The hours passed as we went back over the detail yet again, filling in the gaps, sorting out the administrative glitches, working at what we would say and to whom.

It was of course ludicrously optimistic to think we had an agreement. Even though we had carried on through the night, now having been almost forty-eight hours without sleep, the wretched see-saw slipped again in the early hours of Good Friday morning, 10 April 1998. The Irish – still fretting a little over how the North–South part would be received – added a section to that strand, creating two new North–South bodies (thus indicating Ireland would act on a unified basis) in the areas of trade protection and the Irish language.

Now you might think cooperation on these two issues would be relatively uncontentious. In fact the Unionists screeched to a halt. It turned out there was some obscure language called Ullans, a Scottish dialect spoken in some parts of Ulster which was the Unionists’ equivalent of the Irish language.

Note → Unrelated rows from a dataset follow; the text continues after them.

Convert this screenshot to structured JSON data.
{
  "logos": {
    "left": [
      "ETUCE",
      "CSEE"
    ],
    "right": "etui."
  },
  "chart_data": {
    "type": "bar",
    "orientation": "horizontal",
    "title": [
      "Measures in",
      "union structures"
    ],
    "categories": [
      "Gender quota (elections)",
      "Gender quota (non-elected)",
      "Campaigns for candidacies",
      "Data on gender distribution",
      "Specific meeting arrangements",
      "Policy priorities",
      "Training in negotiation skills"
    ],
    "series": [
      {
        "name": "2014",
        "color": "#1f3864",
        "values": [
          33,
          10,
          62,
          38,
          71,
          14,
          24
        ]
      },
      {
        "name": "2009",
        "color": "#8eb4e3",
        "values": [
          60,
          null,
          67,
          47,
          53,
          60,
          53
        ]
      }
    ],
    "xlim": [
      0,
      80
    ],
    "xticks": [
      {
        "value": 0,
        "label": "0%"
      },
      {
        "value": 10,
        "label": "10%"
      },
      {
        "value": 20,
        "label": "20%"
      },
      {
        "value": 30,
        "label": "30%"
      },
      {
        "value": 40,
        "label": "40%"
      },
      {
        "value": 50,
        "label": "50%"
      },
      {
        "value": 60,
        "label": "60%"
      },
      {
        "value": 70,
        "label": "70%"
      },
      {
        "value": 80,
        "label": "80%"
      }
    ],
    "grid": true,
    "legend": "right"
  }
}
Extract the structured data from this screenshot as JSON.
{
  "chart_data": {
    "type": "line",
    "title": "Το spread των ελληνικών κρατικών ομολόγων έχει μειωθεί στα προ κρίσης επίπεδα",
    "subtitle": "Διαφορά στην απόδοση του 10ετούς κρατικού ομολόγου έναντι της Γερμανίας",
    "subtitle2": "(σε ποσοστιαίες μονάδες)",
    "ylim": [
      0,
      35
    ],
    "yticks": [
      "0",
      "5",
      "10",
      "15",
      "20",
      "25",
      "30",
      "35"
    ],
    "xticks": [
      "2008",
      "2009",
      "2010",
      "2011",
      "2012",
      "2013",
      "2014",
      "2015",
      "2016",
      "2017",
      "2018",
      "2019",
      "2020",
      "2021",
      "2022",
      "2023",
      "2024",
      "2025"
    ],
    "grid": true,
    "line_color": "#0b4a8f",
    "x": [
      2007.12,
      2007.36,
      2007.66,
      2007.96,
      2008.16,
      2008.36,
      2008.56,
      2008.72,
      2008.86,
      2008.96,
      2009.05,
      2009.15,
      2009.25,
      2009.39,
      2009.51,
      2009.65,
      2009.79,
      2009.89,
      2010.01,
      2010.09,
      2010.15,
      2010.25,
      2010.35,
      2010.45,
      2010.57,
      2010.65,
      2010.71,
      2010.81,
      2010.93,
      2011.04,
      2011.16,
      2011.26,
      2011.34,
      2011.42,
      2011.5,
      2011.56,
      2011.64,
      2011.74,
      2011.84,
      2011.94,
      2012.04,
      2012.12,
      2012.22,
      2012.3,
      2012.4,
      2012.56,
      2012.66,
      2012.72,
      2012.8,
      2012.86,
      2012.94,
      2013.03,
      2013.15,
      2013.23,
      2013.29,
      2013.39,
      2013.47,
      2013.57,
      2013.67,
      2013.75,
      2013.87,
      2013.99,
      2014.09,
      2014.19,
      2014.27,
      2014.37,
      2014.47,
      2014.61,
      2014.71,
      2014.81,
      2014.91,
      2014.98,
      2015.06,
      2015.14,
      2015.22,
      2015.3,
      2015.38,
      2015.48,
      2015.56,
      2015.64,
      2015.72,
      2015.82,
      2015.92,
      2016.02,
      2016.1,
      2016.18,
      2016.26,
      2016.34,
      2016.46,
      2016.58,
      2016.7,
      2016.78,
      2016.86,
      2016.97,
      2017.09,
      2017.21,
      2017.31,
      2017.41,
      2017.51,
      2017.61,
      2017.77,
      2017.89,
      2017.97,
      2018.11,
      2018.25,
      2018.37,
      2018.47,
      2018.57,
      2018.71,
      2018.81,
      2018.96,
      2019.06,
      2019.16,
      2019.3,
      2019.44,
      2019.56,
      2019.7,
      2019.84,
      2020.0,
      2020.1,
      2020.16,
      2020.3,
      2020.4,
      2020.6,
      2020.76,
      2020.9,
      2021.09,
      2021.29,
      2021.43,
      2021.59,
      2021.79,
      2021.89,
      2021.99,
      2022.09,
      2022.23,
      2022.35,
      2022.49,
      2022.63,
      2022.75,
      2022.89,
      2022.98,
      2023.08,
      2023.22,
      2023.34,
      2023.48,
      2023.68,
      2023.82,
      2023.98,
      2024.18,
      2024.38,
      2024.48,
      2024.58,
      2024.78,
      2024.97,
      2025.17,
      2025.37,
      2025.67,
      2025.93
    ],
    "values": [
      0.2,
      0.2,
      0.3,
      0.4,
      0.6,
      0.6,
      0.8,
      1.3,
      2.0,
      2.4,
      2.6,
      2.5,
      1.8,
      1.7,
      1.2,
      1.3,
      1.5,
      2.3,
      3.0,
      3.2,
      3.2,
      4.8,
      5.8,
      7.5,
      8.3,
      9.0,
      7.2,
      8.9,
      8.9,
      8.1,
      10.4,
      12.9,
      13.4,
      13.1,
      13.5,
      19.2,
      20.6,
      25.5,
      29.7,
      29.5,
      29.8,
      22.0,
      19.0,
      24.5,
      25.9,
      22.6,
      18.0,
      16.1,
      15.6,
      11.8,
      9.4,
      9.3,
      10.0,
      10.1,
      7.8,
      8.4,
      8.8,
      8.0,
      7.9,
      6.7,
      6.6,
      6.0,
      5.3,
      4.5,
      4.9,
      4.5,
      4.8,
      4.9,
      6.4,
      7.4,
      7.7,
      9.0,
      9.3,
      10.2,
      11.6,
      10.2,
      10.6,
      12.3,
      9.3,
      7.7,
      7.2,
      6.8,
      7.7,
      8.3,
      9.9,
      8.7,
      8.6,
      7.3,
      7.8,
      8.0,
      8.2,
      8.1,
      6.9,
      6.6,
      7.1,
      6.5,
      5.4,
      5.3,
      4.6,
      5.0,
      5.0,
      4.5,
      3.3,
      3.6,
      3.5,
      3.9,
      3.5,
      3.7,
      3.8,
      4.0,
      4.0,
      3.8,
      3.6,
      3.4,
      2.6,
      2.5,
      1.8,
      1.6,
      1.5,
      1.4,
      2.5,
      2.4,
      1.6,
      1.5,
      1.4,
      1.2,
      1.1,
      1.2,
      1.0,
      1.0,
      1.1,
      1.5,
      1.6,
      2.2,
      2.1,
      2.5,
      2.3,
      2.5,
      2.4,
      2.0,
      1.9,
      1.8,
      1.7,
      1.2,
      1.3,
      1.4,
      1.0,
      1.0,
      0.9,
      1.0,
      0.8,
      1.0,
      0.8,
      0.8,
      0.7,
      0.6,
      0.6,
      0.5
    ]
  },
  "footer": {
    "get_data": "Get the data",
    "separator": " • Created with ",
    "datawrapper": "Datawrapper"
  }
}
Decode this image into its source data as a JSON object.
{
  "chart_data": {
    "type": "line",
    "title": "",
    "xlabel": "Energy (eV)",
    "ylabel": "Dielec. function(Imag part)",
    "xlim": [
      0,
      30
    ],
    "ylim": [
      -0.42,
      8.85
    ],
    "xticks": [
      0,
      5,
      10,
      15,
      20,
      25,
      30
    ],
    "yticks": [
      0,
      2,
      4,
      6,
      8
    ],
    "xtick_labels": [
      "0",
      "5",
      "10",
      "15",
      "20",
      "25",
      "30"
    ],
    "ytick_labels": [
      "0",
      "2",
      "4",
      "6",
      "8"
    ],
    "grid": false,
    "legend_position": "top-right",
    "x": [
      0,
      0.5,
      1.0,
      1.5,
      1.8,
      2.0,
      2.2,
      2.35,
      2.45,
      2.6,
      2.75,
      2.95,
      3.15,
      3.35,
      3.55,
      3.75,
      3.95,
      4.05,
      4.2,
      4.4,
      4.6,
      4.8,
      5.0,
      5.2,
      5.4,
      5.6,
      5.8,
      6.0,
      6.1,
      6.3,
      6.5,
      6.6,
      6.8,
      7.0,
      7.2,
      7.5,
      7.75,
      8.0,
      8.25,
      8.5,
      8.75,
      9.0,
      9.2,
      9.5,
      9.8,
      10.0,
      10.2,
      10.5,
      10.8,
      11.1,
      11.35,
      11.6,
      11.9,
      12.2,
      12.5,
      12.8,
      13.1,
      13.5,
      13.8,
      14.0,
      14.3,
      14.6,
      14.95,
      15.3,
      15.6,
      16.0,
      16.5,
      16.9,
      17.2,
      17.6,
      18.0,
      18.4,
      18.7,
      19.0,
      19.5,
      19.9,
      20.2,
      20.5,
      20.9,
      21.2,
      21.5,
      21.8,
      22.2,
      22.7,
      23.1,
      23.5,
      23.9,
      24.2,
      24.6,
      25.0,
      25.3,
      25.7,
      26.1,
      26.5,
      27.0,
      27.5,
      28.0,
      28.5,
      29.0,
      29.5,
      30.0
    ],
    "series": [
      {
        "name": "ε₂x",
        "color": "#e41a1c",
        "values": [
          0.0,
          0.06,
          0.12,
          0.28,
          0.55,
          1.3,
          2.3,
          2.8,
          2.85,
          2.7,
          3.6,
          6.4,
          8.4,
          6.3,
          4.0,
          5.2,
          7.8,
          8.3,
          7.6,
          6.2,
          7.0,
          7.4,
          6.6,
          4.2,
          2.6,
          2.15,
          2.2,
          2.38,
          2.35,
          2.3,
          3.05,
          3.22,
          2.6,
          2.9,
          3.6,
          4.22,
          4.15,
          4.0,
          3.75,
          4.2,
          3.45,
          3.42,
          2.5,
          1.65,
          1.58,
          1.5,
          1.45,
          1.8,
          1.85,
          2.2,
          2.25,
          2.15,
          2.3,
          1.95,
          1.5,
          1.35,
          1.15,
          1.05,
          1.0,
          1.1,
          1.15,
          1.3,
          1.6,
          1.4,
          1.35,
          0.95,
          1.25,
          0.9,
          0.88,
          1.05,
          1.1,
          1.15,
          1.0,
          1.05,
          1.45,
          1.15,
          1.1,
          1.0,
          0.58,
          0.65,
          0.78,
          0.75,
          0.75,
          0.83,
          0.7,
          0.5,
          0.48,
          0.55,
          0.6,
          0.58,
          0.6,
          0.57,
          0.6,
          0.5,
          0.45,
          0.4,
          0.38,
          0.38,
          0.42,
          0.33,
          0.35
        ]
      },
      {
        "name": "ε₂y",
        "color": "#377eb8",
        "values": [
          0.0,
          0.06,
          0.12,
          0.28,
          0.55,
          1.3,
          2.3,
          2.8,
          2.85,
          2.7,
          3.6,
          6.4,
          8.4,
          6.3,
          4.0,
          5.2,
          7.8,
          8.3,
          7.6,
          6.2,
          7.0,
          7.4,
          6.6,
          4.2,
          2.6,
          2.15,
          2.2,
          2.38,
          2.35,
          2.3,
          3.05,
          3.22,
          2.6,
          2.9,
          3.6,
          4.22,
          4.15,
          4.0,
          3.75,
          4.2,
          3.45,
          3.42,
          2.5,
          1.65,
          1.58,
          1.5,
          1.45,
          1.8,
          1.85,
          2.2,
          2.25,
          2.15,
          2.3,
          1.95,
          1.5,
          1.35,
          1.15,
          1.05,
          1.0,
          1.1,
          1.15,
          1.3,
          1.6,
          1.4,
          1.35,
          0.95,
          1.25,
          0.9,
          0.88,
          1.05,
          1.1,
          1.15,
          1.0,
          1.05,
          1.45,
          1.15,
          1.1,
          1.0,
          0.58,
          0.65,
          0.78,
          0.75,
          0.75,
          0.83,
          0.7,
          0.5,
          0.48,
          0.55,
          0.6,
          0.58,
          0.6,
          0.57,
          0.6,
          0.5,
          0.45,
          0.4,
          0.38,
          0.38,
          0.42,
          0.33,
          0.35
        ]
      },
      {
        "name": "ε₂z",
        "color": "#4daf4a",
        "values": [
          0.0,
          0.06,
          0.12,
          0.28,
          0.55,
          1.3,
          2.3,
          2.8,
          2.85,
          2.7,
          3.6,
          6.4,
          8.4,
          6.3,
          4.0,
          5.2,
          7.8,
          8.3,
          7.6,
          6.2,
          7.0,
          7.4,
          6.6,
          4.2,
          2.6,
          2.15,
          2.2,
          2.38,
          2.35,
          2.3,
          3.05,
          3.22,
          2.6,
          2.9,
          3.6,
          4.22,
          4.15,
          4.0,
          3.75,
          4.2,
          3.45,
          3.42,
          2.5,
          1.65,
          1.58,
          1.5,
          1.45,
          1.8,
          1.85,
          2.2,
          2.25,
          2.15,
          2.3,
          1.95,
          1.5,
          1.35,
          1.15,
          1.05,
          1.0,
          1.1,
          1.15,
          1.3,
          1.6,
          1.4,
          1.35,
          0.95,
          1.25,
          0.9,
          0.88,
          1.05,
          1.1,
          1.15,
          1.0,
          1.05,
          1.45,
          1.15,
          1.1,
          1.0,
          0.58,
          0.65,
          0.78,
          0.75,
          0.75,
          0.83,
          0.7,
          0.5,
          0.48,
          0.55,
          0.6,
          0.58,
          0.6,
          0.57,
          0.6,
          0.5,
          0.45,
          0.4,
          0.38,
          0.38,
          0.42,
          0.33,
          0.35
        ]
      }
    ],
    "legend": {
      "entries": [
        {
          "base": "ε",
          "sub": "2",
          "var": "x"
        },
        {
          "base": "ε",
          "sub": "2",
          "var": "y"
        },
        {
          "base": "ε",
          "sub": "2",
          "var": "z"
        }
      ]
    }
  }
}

By this time, nothing surprised me. They could have suggested siting the Assembly on Mars and I would have started to draft options.

Everyone was now tired and fractious. I had an awful meeting with Bertie and David Trimble, in which Bertie did not take quite the same relaxed view of the importance of Ullans as I did, suggesting that maybe David would like to speak some of the ‘fecking thing’ so we could hear what it sounded like; and David taking umbrage at the idea that the dialect was a Unionist invention, explaining solemnly and at length the Scottish roots of Ullans with all the sensitivity of a landowner talking to the village idiot.

The episode sent David Trimble’s delegation down the helter-skelter, and fresh amendments started flying out. Alastair, meanwhile, had hinted to the media, who were now pretty fractious themselves, that we had an agreement, which in all good faith he thought we had. When I told him of the impasse, he expressed himself in terms of which only Alastair was capable, to the effect that if I thought he was now going to tell the world’s media that contrary to what he had told them earlier, we had failed to secure an agreement after all because of a Scottish Ulster dialect called Ullans, and so the war in Northern Ireland would go on, such an announcement, on his part, was more than a tad unlikely. I was at my wits’ end. Even calls from Bill Clinton yielded nothing. Here again, Jonathan was superb. He dealt with the Unionist concerns one by one, calmed their delegation, tried to put it back into balance.